Deutschland hatte in den letzten 60 Jahren viel nachzudenken. Die Katastrophe des Dritten Reiches und die Einsicht in das eigene Versagen haben nicht nur Literatur und Publizistik beschäftigt, sondern sicher in jeder Familie zum Nachdenken geführt. Die Ruinen der Städte haben diese Auseinandersetzung wach gehalten. Durch dieses Nachdenken über sich selbst sind wir Deutschen, so scheint es mir zumindest, heute ein sehr reflektiertes Volk geworden. Plumpe, platte und primitive Antworten sind uns fremd geworden, bei Pathos werden wir misstrauisch und unser Patriotismus ist ein sehr überlegter. Aber wir sind wieder Patrioten! Wir sind stolz auf unser Land. Nach den Irrungen und Wirrungen von Kommunismus im Osten und 68er-Revolte im Westen sind wir wieder Bildungsbürger und genießen Wagner, Mozart und Beethoven ebenso wie Goethe, Schiller und Brecht. Es wird wieder auf die deutsche Sprache geachtet, der Genitiv ist gerettet und „Denglisch“ und andere Sprachpfuscherei disqualifizieren. In den Schulen wird Leistung gefordert, die Kopfnoten sind zurück, die Ballettschulen haben volle Klassen mit ehrgeizigen kleinen Mädchen und die Klavierlehrerinnen Wartelisten. Uwe Tellkamp beschrieb ein Bildungsbürgertum, das anachronistisch wirkte, weil es etwas aufrecht erhielt, was doch irgendwie überholt schien. Wie überholt sind heute die damals als modern angesehenen Lebensentwürfe angesichts unserer Neuen Bürgerlichkeit.

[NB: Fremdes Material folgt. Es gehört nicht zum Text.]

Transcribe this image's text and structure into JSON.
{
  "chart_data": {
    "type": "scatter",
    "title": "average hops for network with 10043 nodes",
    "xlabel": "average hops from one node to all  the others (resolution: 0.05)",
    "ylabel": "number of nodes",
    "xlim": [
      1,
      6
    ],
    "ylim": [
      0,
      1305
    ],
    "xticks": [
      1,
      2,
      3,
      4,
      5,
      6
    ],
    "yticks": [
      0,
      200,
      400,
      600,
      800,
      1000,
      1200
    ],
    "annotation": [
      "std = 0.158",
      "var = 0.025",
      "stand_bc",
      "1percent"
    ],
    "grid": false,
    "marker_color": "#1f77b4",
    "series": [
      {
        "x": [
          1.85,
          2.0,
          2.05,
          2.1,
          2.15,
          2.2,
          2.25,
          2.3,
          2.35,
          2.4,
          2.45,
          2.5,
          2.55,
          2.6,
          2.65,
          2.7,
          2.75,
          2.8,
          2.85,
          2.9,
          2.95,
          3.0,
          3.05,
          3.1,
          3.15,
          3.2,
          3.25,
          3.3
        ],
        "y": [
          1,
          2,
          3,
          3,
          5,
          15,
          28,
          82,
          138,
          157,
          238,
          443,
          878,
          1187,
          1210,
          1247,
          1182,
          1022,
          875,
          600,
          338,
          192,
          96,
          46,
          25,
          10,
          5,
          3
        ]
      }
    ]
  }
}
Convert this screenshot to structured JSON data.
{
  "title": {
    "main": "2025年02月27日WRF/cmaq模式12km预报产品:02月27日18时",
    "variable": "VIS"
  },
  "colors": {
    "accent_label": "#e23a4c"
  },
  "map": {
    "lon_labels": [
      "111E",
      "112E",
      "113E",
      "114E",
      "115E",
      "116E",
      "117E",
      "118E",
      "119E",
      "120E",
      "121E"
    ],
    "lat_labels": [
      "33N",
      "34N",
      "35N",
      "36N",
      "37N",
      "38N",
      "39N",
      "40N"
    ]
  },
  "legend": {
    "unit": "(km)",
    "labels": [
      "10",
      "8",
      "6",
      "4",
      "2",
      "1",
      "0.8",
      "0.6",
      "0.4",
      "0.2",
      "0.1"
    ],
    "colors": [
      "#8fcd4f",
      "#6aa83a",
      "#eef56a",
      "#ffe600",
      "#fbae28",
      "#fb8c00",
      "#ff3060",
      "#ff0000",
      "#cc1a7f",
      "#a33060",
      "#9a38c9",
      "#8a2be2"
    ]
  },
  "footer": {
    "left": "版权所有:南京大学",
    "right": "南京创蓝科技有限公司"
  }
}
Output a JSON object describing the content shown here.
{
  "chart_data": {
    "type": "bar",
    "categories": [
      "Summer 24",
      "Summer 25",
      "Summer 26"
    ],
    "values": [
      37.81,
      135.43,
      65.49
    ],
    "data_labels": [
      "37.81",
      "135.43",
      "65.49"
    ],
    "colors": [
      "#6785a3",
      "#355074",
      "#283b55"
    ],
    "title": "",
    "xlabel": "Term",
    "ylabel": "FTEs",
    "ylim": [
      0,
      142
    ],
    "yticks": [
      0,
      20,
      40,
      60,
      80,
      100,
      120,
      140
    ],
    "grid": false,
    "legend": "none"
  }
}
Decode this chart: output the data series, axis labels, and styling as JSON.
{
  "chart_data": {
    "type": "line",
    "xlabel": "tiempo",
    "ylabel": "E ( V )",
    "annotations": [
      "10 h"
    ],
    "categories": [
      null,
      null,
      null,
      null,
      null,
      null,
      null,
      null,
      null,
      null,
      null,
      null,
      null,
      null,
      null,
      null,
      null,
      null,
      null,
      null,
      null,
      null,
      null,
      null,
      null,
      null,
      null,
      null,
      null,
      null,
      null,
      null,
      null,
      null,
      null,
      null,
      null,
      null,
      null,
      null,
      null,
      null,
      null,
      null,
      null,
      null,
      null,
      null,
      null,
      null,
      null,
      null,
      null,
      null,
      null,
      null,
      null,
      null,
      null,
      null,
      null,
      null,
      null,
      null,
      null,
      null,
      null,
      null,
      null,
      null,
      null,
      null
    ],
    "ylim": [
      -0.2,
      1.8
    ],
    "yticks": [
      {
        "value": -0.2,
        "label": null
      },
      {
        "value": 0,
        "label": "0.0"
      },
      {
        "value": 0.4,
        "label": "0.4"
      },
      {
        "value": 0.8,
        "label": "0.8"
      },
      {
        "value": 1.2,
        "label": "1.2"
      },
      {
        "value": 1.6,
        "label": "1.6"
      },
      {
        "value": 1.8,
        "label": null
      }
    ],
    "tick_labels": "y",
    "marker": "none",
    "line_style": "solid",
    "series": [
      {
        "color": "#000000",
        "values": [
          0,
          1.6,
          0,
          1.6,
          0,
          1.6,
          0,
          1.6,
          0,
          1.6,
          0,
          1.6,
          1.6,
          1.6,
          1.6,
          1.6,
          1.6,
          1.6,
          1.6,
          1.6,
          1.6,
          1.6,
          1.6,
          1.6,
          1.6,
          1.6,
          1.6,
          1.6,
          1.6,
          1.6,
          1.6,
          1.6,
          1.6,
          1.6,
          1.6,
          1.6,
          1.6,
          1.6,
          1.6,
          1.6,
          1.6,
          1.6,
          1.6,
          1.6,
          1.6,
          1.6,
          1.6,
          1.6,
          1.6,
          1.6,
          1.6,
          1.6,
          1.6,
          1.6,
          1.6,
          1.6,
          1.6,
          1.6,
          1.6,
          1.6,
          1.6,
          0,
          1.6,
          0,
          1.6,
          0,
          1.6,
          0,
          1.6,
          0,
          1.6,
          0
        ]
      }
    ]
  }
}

Wenn wir ein gelungenes Beispiel für dieses reife und reflektierte Deutschland suchen, dann ist es Dresden. Zerstört, hinter dem Eisernen Vorhang verschwunden, mit mühsam aufrecht erhaltenen Traditionen, die nun von einer neuen Generation aufgegriffen und interpretiert werden und dadurch ganz neu zur Geltung kommen, obwohl es doch immer noch dieselben sind. Und die wirtschaftlich zum Erfolg führen, die zur Teilnahme an der Globalisierung mit ihren Chancen befähigen. Wir sprechen heute von der „Berliner Republik“, obwohl die Hauptstadt mit ihren Schulden, ihrer Kriminalität, ihren Integrationsdefiziten, ihrer wirtschaftlichen Impotenz und ihren miserablen Schulen wahrlich kein gutes Beispiel abgibt. Aber es ist nun einmal die Hauptstadt. Auch wenn mir „Dresdner Republik“ besser gefallen würde.